Keeping GOV.UK running takes a lot of work. Like any website, it needs maintenance. And, as an important part of national infrastructure, it’s crucial that it has a team of people available to respond quickly to any problems as they happen.
This is where the Technical Support team comes in. Technical Support is a term used to describe the team who are on call to deal with technical problems like outages, and the day to day running of the site.
This team responds to any alerts that come through the automated monitoring services or via the ticketing system. This team is important: it’s responsible for keeping GOV.UK running.
Despite the important work the team does, it had a problem: no one wanted to be on it.
The team no one wanted to be on
At GOV.UK, the Technical Support team is made of GOV.UK developers and infrastructure engineers working to a rota. Each of GOV.UK’s twenty or so developers takes a turn to work in a team of three, rather than allocating the work to a dedicated team.
In theory this works well for several reasons: the team is staffed by developers who have a good working knowledge of the systems they are dealing with; and by taking their turn on support, junior members can quickly learn more about common problems across the system.
In practice, this wasn’t working so well at GOV.UK. The fact that people didn’t want to take their turn on the Technical Support team had its roots in related problems.
First, the team didn’t have an identity or culture of its own. This became a problem when the rota system meant that people could quite often be working with people who they had never met or worked with before. This also posed problems for continuity and ensuring knowledge wasn’t lost week to week.
The second problem was that people had got into the habit of farming out repeatable tasks to the support team rather than deal with them within their own teams. It had become common for developers to say ‘let’s leave this to tech support’, even when they were the people who made up Technical Support. This meant they weren’t owning technical problems that needed to be solved and it was being used as a repository for routine stuff which should have been managed by other teams.
There had to be a better way of doing this.
What we did
To begin with we tried to tackle the lack of shared culture. We did this by holding a series of workshops and then writing a team charter. Collectively we laid down what the Technical Support team members’ roles and responsibilities were.

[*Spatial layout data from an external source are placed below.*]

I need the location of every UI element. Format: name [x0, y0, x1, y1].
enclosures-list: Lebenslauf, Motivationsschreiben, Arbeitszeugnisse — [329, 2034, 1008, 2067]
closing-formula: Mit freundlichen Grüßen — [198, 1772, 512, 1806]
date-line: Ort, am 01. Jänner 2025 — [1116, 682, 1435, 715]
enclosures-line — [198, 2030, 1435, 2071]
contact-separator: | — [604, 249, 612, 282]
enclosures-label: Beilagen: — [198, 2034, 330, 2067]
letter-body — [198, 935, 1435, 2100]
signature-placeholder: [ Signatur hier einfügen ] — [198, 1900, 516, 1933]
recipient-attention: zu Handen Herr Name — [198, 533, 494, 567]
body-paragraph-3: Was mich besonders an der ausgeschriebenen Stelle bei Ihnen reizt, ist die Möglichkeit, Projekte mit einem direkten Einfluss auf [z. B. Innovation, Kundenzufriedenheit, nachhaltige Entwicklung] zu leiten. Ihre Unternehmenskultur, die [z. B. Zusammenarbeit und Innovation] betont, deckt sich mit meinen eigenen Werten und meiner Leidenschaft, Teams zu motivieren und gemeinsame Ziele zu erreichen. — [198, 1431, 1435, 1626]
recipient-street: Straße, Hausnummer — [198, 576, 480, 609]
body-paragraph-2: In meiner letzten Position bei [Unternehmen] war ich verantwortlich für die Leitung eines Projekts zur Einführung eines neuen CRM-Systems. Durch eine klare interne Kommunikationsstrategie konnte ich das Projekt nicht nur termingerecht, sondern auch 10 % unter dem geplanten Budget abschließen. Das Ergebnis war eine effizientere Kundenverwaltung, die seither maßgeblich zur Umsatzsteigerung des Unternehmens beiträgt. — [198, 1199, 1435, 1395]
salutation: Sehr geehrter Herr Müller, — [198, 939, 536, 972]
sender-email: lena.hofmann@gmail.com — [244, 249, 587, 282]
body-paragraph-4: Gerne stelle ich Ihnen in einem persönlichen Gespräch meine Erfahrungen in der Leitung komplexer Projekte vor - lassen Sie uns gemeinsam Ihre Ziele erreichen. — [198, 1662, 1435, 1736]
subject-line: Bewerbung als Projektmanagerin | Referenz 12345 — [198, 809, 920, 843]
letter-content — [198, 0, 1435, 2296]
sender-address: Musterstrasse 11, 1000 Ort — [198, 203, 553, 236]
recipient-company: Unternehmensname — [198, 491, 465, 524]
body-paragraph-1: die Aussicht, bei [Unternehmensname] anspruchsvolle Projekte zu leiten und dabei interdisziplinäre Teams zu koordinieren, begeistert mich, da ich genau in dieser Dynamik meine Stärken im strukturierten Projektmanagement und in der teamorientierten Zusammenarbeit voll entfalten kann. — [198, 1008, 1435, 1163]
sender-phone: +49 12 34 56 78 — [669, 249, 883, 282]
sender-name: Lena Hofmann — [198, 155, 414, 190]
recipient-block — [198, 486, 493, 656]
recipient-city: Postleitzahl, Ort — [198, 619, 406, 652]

We established ‘rules of the game’, that made explicit how people should behave when working their shift on the team. This included practical things like when the working day would begin and rules around how many people should be available at all times. What resulted was a brief document of 7 bullet points:
- tech support is a learning experience, you should aim to learn more about how GOV.UK operates during the week
- work together, be inclusive and don’t leave anyone out or alone
- it starts at 9:30, be there
- feel free to go to essential meetings, but tell people ahead of time and see item 2
- make small improvements to make it better for the next team (e.g. documentation, automation)
- there’s no such thing as a stupid question
- help others and be patient - not everyone knows the same things
Making sure everyone knows the rules
Having these things written down made it much easier for developers to quickly slot into a shared culture. It also meant team members were comfortable calling out behaviour that deviated from what was agreed.
Alongside this, we made a conscious effort to emphasise the positive impact made by Technical Support.
The weekly routines
There were practical measures we put in place too; at the end of the shift it became the Technical Support team’s duty participate in a handover meeting with the next shift.
We also put in place a weekly retrospective to look at the things which hadn’t gone to plan and anything we could improve on. This ritual is now part of the handover meeting.
Alongside this, we identified the repetitive tasks which had been assigned to Technical Support and worked on finding ways for the teams responsible for them to automate them were possible. This meant Technical Support could use its free time pursuing more proactive means of keeping GOV.UK running smoothly.
Lessons for other teams
As is often the case, the challenge was partly technical, partly cultural. This is what we can take from it:
- involve the team in any changes - they know what they need to do
- do everything you can to make it a team, even if it’s only for a week
What we tried to do was to create an environment where there was a clear team, and everyone knew what was expected of them. We involved the team in all the changes, and we started with the team charter.
Keeping the 180,000 or so pages on GOV.UK working will always be a big job, and with it there will come problems. But at least we’ve now made it a job people want to do. Since making these changes, people are now happy to take their turn on the Technical Support team.